Protest 83248-K of Rice

Ekwall, Judge:

This case has been submitted upon the official papers transmitted to the court by the collector. From the record as thus made it appears that certain wool suiting valued under $100 which had been produced in Scotland was purchased by the plaintiff in Canada and entered under his baggage declaration, free of duty. Upon the arrival of the material in this country it was found to be the wrong color, whereupon plaintiff returned it to the seller in Canada for exchange. The Canadian customs officials refused to’ release the package without payment of duty charges. For that reason the seller declined to accept the same and it was returned to the plaintiff.

Upon the return of the goods to the United States duty was assessed at the appropriate rate for wool cloth under the provisions of paragraph 1109 (a), Tariff Act of 1930. From this assessment the instant protest was filed in which plaintiff claims that no duty is assessable on the merchandise.

Considerable correspondence was entered into between the importer and the customs officials in the United States in regard to the assessment, which correspondence has been admitted in evidence by consent of Government counsel. It is clear from a perusal of the various letters in evidence that the customs officials were anxious to render all possible aid to this importer, but were unable to grant free entry to the merchandise under the statute.

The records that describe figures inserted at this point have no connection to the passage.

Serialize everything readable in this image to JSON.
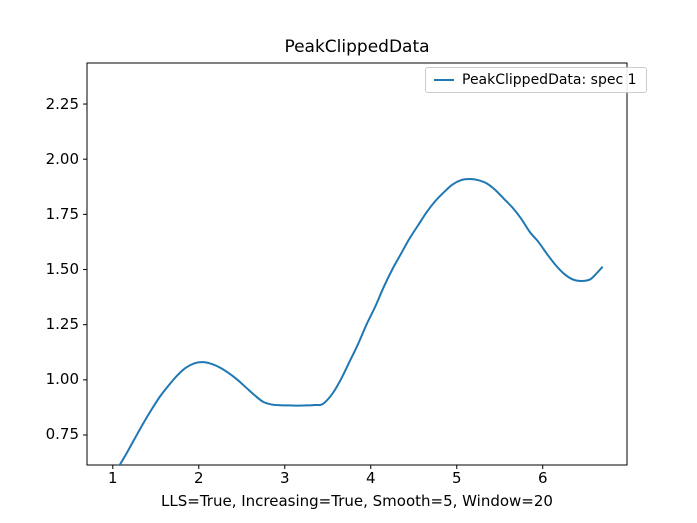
{
  "figure": {
    "background": "#ffffff",
    "text_color": "#000000",
    "spine_color": "#000000"
  },
  "chart_data": {
    "type": "line",
    "title": "PeakClippedData",
    "xlabel": "LLS=True, Increasing=True, Smooth=5, Window=20",
    "ylabel": "",
    "grid": false,
    "xlim": [
      0.7,
      6.98
    ],
    "ylim": [
      0.614,
      2.436
    ],
    "xticks": {
      "values": [
        1,
        2,
        3,
        4,
        5,
        6
      ],
      "labels": [
        "1",
        "2",
        "3",
        "4",
        "5",
        "6"
      ]
    },
    "yticks": {
      "values": [
        0.75,
        1.0,
        1.25,
        1.5,
        1.75,
        2.0,
        2.25
      ],
      "labels": [
        "0.75",
        "1.00",
        "1.25",
        "1.50",
        "1.75",
        "2.00",
        "2.25"
      ]
    },
    "legend": {
      "position": "upper right",
      "entries": [
        "PeakClippedData: spec 1"
      ]
    },
    "series": [
      {
        "name": "PeakClippedData: spec 1",
        "color": "#1f77b4",
        "line_width": 2,
        "x": [
          1.08,
          1.15,
          1.25,
          1.35,
          1.45,
          1.55,
          1.65,
          1.75,
          1.85,
          1.95,
          2.05,
          2.15,
          2.25,
          2.35,
          2.45,
          2.55,
          2.65,
          2.75,
          2.85,
          2.95,
          3.05,
          3.15,
          3.25,
          3.35,
          3.44,
          3.55,
          3.65,
          3.75,
          3.85,
          3.95,
          4.05,
          4.15,
          4.25,
          4.35,
          4.45,
          4.55,
          4.65,
          4.75,
          4.85,
          4.95,
          5.05,
          5.15,
          5.25,
          5.35,
          5.45,
          5.55,
          5.65,
          5.75,
          5.85,
          5.95,
          6.05,
          6.15,
          6.25,
          6.35,
          6.45,
          6.55,
          6.62,
          6.69
        ],
        "y": [
          0.614,
          0.66,
          0.73,
          0.8,
          0.865,
          0.925,
          0.975,
          1.02,
          1.055,
          1.075,
          1.08,
          1.072,
          1.055,
          1.03,
          1.0,
          0.965,
          0.93,
          0.9,
          0.888,
          0.885,
          0.884,
          0.883,
          0.884,
          0.886,
          0.89,
          0.935,
          1.0,
          1.08,
          1.16,
          1.25,
          1.33,
          1.42,
          1.5,
          1.57,
          1.64,
          1.7,
          1.76,
          1.81,
          1.85,
          1.885,
          1.905,
          1.91,
          1.905,
          1.89,
          1.86,
          1.82,
          1.78,
          1.73,
          1.67,
          1.625,
          1.57,
          1.52,
          1.48,
          1.455,
          1.448,
          1.455,
          1.48,
          1.51
        ],
        "key_points": {
          "first_local_max": [
            2.03,
            1.08
          ],
          "plateau_value": 0.885,
          "global_max": [
            5.15,
            1.91
          ],
          "right_local_min": [
            6.49,
            1.45
          ],
          "end_point": [
            6.69,
            1.51
          ]
        }
      }
    ]
  }
}
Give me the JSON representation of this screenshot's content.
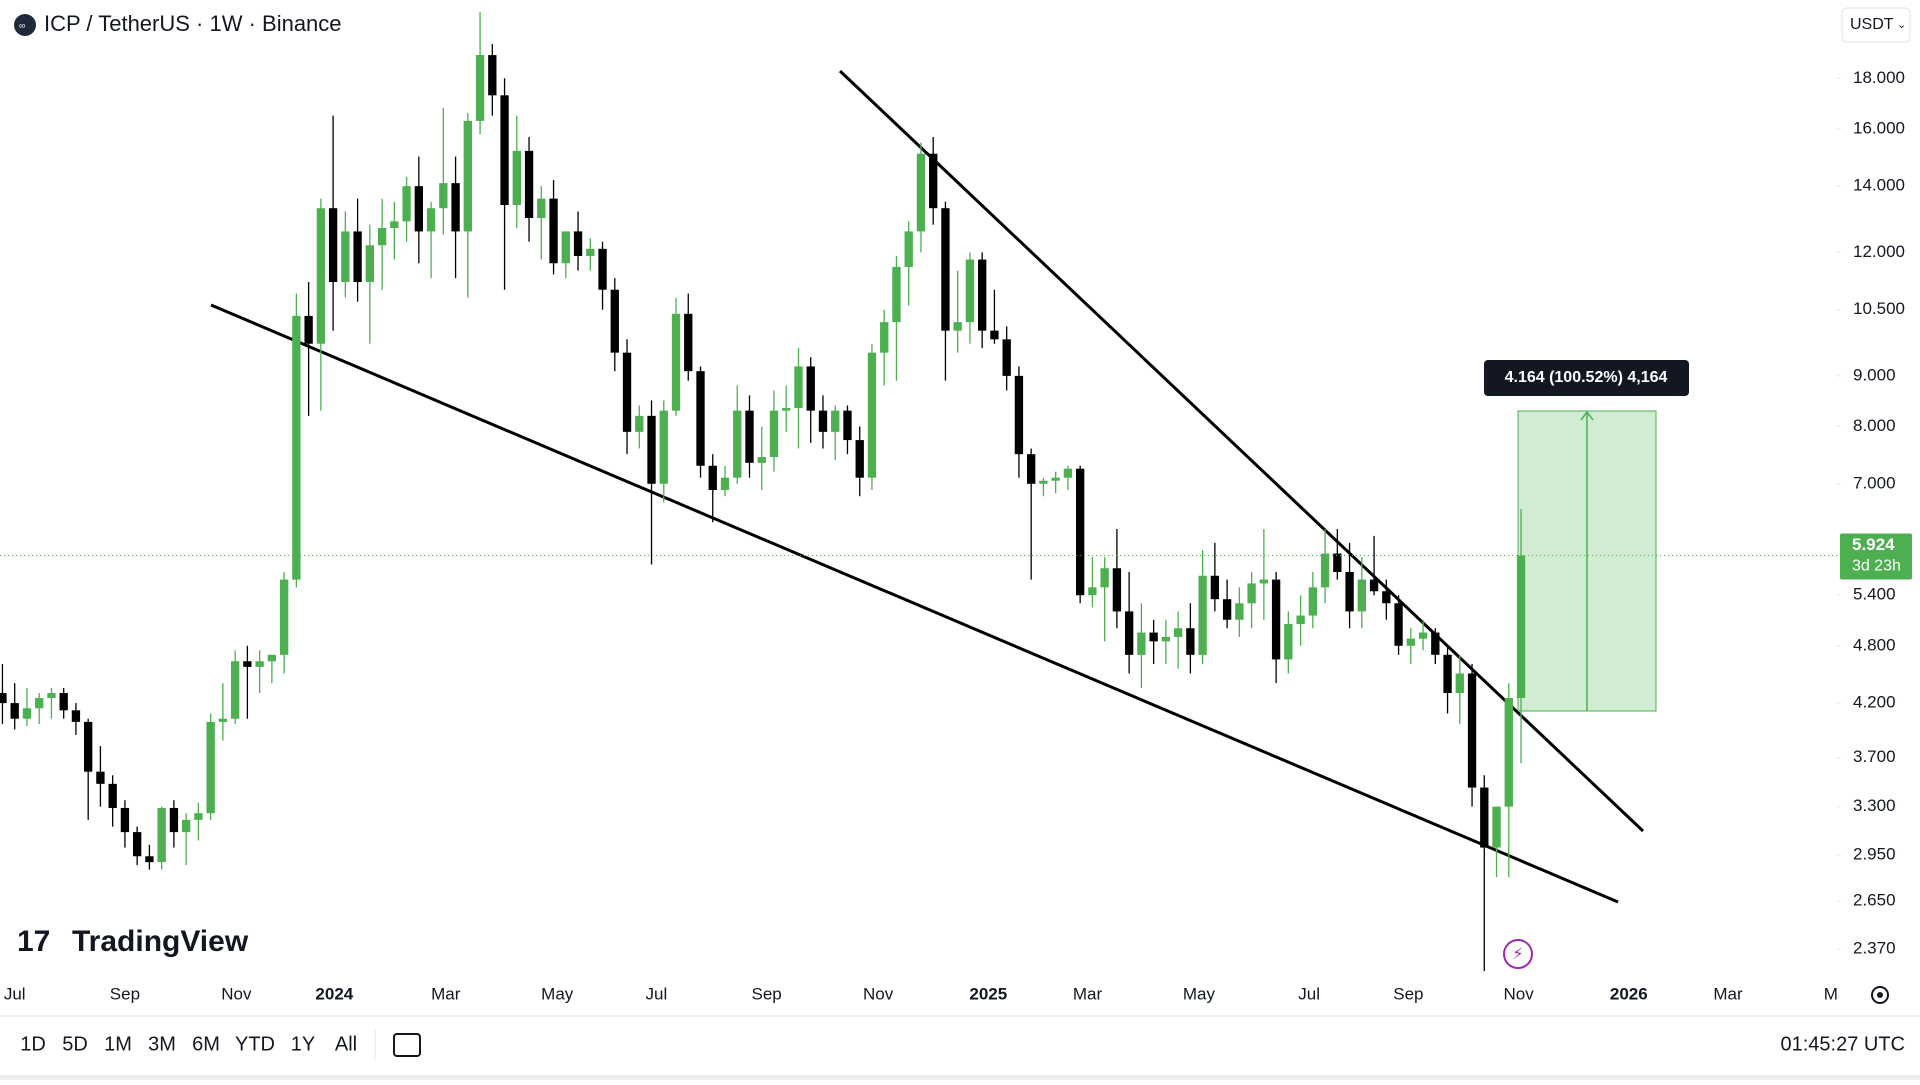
{
  "chart_data": {
    "type": "candlestick",
    "title": "ICP / TetherUS · 1W · Binance",
    "currency": "USDT",
    "brand": "TradingView",
    "log_scale": true,
    "up_color": "#4caf50",
    "down_color": "#000000",
    "ylim": [
      2.24,
      21.6
    ],
    "yticks": [
      {
        "value": 18,
        "label": "18.000"
      },
      {
        "value": 16,
        "label": "16.000"
      },
      {
        "value": 14,
        "label": "14.000"
      },
      {
        "value": 12,
        "label": "12.000"
      },
      {
        "value": 10.5,
        "label": "10.500"
      },
      {
        "value": 9,
        "label": "9.000"
      },
      {
        "value": 8,
        "label": "8.000"
      },
      {
        "value": 7,
        "label": "7.000"
      },
      {
        "value": 5.4,
        "label": "5.400"
      },
      {
        "value": 4.8,
        "label": "4.800"
      },
      {
        "value": 4.2,
        "label": "4.200"
      },
      {
        "value": 3.7,
        "label": "3.700"
      },
      {
        "value": 3.3,
        "label": "3.300"
      },
      {
        "value": 2.95,
        "label": "2.950"
      },
      {
        "value": 2.65,
        "label": "2.650"
      },
      {
        "value": 2.37,
        "label": "2.370"
      }
    ],
    "xlim": [
      -0.2,
      149.8
    ],
    "xticks": [
      {
        "value": 1.0,
        "label": "Jul"
      },
      {
        "value": 10.0,
        "label": "Sep"
      },
      {
        "value": 19.1,
        "label": "Nov"
      },
      {
        "value": 27.1,
        "label": "2024"
      },
      {
        "value": 36.2,
        "label": "Mar"
      },
      {
        "value": 45.3,
        "label": "May"
      },
      {
        "value": 53.4,
        "label": "Jul"
      },
      {
        "value": 62.4,
        "label": "Sep"
      },
      {
        "value": 71.5,
        "label": "Nov"
      },
      {
        "value": 80.5,
        "label": "2025"
      },
      {
        "value": 88.6,
        "label": "Mar"
      },
      {
        "value": 97.7,
        "label": "May"
      },
      {
        "value": 106.7,
        "label": "Jul"
      },
      {
        "value": 114.8,
        "label": "Sep"
      },
      {
        "value": 123.8,
        "label": "Nov"
      },
      {
        "value": 132.8,
        "label": "2026"
      },
      {
        "value": 140.9,
        "label": "Mar"
      },
      {
        "value": 149.3,
        "label": "M"
      }
    ],
    "ohlc": [
      [
        4.3,
        4.6,
        4.0,
        4.2
      ],
      [
        4.2,
        4.4,
        3.95,
        4.05
      ],
      [
        4.05,
        4.35,
        3.98,
        4.15
      ],
      [
        4.15,
        4.3,
        4.0,
        4.25
      ],
      [
        4.25,
        4.35,
        4.05,
        4.3
      ],
      [
        4.3,
        4.35,
        4.05,
        4.13
      ],
      [
        4.13,
        4.2,
        3.9,
        4.02
      ],
      [
        4.02,
        4.05,
        3.2,
        3.58
      ],
      [
        3.58,
        3.8,
        3.3,
        3.48
      ],
      [
        3.48,
        3.55,
        3.15,
        3.29
      ],
      [
        3.29,
        3.35,
        3.0,
        3.11
      ],
      [
        3.11,
        3.15,
        2.88,
        2.94
      ],
      [
        2.94,
        3.02,
        2.85,
        2.9
      ],
      [
        2.9,
        3.3,
        2.85,
        3.29
      ],
      [
        3.29,
        3.35,
        3.0,
        3.11
      ],
      [
        3.11,
        3.25,
        2.88,
        3.2
      ],
      [
        3.2,
        3.33,
        3.05,
        3.25
      ],
      [
        3.25,
        4.1,
        3.2,
        4.02
      ],
      [
        4.02,
        4.4,
        3.85,
        4.05
      ],
      [
        4.05,
        4.75,
        4.0,
        4.63
      ],
      [
        4.63,
        4.8,
        4.05,
        4.57
      ],
      [
        4.57,
        4.75,
        4.3,
        4.63
      ],
      [
        4.63,
        4.7,
        4.4,
        4.7
      ],
      [
        4.7,
        5.7,
        4.5,
        5.6
      ],
      [
        5.6,
        10.9,
        5.5,
        10.35
      ],
      [
        10.35,
        11.2,
        8.2,
        9.7
      ],
      [
        9.7,
        13.6,
        8.3,
        13.3
      ],
      [
        13.3,
        16.5,
        10.0,
        11.2
      ],
      [
        11.2,
        13.2,
        10.8,
        12.6
      ],
      [
        12.6,
        13.6,
        10.7,
        11.2
      ],
      [
        11.2,
        12.8,
        9.7,
        12.2
      ],
      [
        12.2,
        13.6,
        11.0,
        12.7
      ],
      [
        12.7,
        13.5,
        11.8,
        12.9
      ],
      [
        12.9,
        14.3,
        12.3,
        14.0
      ],
      [
        14.0,
        15.0,
        11.7,
        12.6
      ],
      [
        12.6,
        13.5,
        11.3,
        13.3
      ],
      [
        13.3,
        16.8,
        12.5,
        14.1
      ],
      [
        14.1,
        15.0,
        11.3,
        12.6
      ],
      [
        12.6,
        16.6,
        10.8,
        16.3
      ],
      [
        16.3,
        21.0,
        15.8,
        19.0
      ],
      [
        19.0,
        19.5,
        16.5,
        17.3
      ],
      [
        17.3,
        18.0,
        11.0,
        13.4
      ],
      [
        13.4,
        16.5,
        12.7,
        15.2
      ],
      [
        15.2,
        15.7,
        12.3,
        13.0
      ],
      [
        13.0,
        14.0,
        11.8,
        13.6
      ],
      [
        13.6,
        14.2,
        11.4,
        11.7
      ],
      [
        11.7,
        12.6,
        11.3,
        12.6
      ],
      [
        12.6,
        13.2,
        11.5,
        11.9
      ],
      [
        11.9,
        12.4,
        11.5,
        12.1
      ],
      [
        12.1,
        12.3,
        10.5,
        11.0
      ],
      [
        11.0,
        11.3,
        9.1,
        9.5
      ],
      [
        9.5,
        9.8,
        7.5,
        7.9
      ],
      [
        7.9,
        8.4,
        7.6,
        8.2
      ],
      [
        8.2,
        8.5,
        5.8,
        7.0
      ],
      [
        7.0,
        8.5,
        6.7,
        8.3
      ],
      [
        8.3,
        10.8,
        8.2,
        10.4
      ],
      [
        10.4,
        10.9,
        8.9,
        9.1
      ],
      [
        9.1,
        9.2,
        7.1,
        7.3
      ],
      [
        7.3,
        7.5,
        6.4,
        6.9
      ],
      [
        6.9,
        7.3,
        6.8,
        7.1
      ],
      [
        7.1,
        8.8,
        7.0,
        8.3
      ],
      [
        8.3,
        8.6,
        7.1,
        7.35
      ],
      [
        7.35,
        8.0,
        6.9,
        7.45
      ],
      [
        7.45,
        8.7,
        7.2,
        8.3
      ],
      [
        8.3,
        8.8,
        7.9,
        8.35
      ],
      [
        8.35,
        9.6,
        7.6,
        9.2
      ],
      [
        9.2,
        9.4,
        7.7,
        8.3
      ],
      [
        8.3,
        8.6,
        7.6,
        7.9
      ],
      [
        7.9,
        8.4,
        7.4,
        8.3
      ],
      [
        8.3,
        8.4,
        7.5,
        7.75
      ],
      [
        7.75,
        8.0,
        6.8,
        7.1
      ],
      [
        7.1,
        9.7,
        6.9,
        9.5
      ],
      [
        9.5,
        10.5,
        8.8,
        10.2
      ],
      [
        10.2,
        11.9,
        8.9,
        11.6
      ],
      [
        11.6,
        12.9,
        10.6,
        12.6
      ],
      [
        12.6,
        15.5,
        12.0,
        15.1
      ],
      [
        15.1,
        15.7,
        12.8,
        13.3
      ],
      [
        13.3,
        13.5,
        8.9,
        10.0
      ],
      [
        10.0,
        11.5,
        9.5,
        10.2
      ],
      [
        10.2,
        12.0,
        9.7,
        11.8
      ],
      [
        11.8,
        12.0,
        9.6,
        10.0
      ],
      [
        10.0,
        11.0,
        9.7,
        9.8
      ],
      [
        9.8,
        10.1,
        8.7,
        9.0
      ],
      [
        9.0,
        9.2,
        7.1,
        7.5
      ],
      [
        7.5,
        7.6,
        5.6,
        7.0
      ],
      [
        7.0,
        7.1,
        6.8,
        7.05
      ],
      [
        7.05,
        7.2,
        6.85,
        7.1
      ],
      [
        7.1,
        7.3,
        6.9,
        7.25
      ],
      [
        7.25,
        7.3,
        5.3,
        5.4
      ],
      [
        5.4,
        5.9,
        5.25,
        5.5
      ],
      [
        5.5,
        5.9,
        4.85,
        5.75
      ],
      [
        5.75,
        6.3,
        5.0,
        5.2
      ],
      [
        5.2,
        5.7,
        4.5,
        4.7
      ],
      [
        4.7,
        5.3,
        4.35,
        4.95
      ],
      [
        4.95,
        5.1,
        4.6,
        4.85
      ],
      [
        4.85,
        5.1,
        4.6,
        4.9
      ],
      [
        4.9,
        5.2,
        4.55,
        5.0
      ],
      [
        5.0,
        5.3,
        4.5,
        4.7
      ],
      [
        4.7,
        6.0,
        4.6,
        5.65
      ],
      [
        5.65,
        6.1,
        5.2,
        5.35
      ],
      [
        5.35,
        5.6,
        5.0,
        5.1
      ],
      [
        5.1,
        5.5,
        4.9,
        5.3
      ],
      [
        5.3,
        5.7,
        5.0,
        5.55
      ],
      [
        5.55,
        6.3,
        5.1,
        5.6
      ],
      [
        5.6,
        5.7,
        4.4,
        4.65
      ],
      [
        4.65,
        5.2,
        4.5,
        5.05
      ],
      [
        5.05,
        5.4,
        4.8,
        5.15
      ],
      [
        5.15,
        5.7,
        5.0,
        5.5
      ],
      [
        5.5,
        6.3,
        5.3,
        5.95
      ],
      [
        5.95,
        6.3,
        5.6,
        5.7
      ],
      [
        5.7,
        6.1,
        5.0,
        5.2
      ],
      [
        5.2,
        5.9,
        5.0,
        5.6
      ],
      [
        5.6,
        6.2,
        5.4,
        5.45
      ],
      [
        5.45,
        5.6,
        5.1,
        5.3
      ],
      [
        5.3,
        5.4,
        4.7,
        4.8
      ],
      [
        4.8,
        5.0,
        4.6,
        4.88
      ],
      [
        4.88,
        5.1,
        4.75,
        4.95
      ],
      [
        4.95,
        5.0,
        4.6,
        4.7
      ],
      [
        4.7,
        4.8,
        4.1,
        4.3
      ],
      [
        4.3,
        4.7,
        4.0,
        4.5
      ],
      [
        4.5,
        4.6,
        3.3,
        3.45
      ],
      [
        3.45,
        3.55,
        2.25,
        3.0
      ],
      [
        3.0,
        3.3,
        2.8,
        3.3
      ],
      [
        3.3,
        4.4,
        2.8,
        4.25
      ],
      [
        4.25,
        6.6,
        3.65,
        5.924
      ]
    ],
    "last_price": 5.924,
    "countdown": "3d 23h",
    "measure_label": "4.164 (100.52%) 4,164",
    "ranges": [
      "1D",
      "5D",
      "1M",
      "3M",
      "6M",
      "YTD",
      "1Y",
      "All"
    ],
    "clock": "01:45:27 UTC"
  }
}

It is the opinion of the court and we so find that duty was properly assessed. The goods were of foreign manufacture and upon reimportation were subject to duty. The privilege of free entry was granted upon the first entrance of the merchandise into this country under the provisions of section 498 (a) (1) and (6), Tariff Act of 1930, which grants such privilege to merchandise not exceeding $100 in value contained in the baggage of a person arriving in the United States. However, there is no provision in the statute for the free entry of such foreign merchandise sent out of the United States and returned.

The early case of Ten Cases of Opium, 23 Fed. Cas. page 840, Case No. 13828, involved the seizure of a quantity of opium which was brought by steamship from the foreign port of Victoria to the port of Portland, Oreg., and there unladen without a permit and seized by the collector of customs. While the facts in that case are not analogous to the situation here presented, the statements of the court are pertinent. We quote as follows:

* * * If goods once admitted into the United States from a foreign port are reexported, the effect of such admission ceases, and if such goods are attempted *299to be reimported into the United States, they must be taken to be what they are in fact — goods then brought into the United States from a foreign port or place

See also Moore Dry Goods Co. v. United States, 11 Ct. Cust. Appls. 449, T. D. 39531.

Although the situation presented in the instant case proved unfortunate for the importer, the record discloses that the customs officials rendered all the aid they were able to give to him and assisted him in every way possible in making proper entry of the goods in order that he might file a protest against the assessment. It would seem to the court that importer’s only redress is against the seller of the goods in Canada by reason of whose mistake the situation seems to have arisen.

Upon the record we are unable to grant relief to the plaintiff. The protest is therefore overruled.

Judgment will be rendered for the defendant.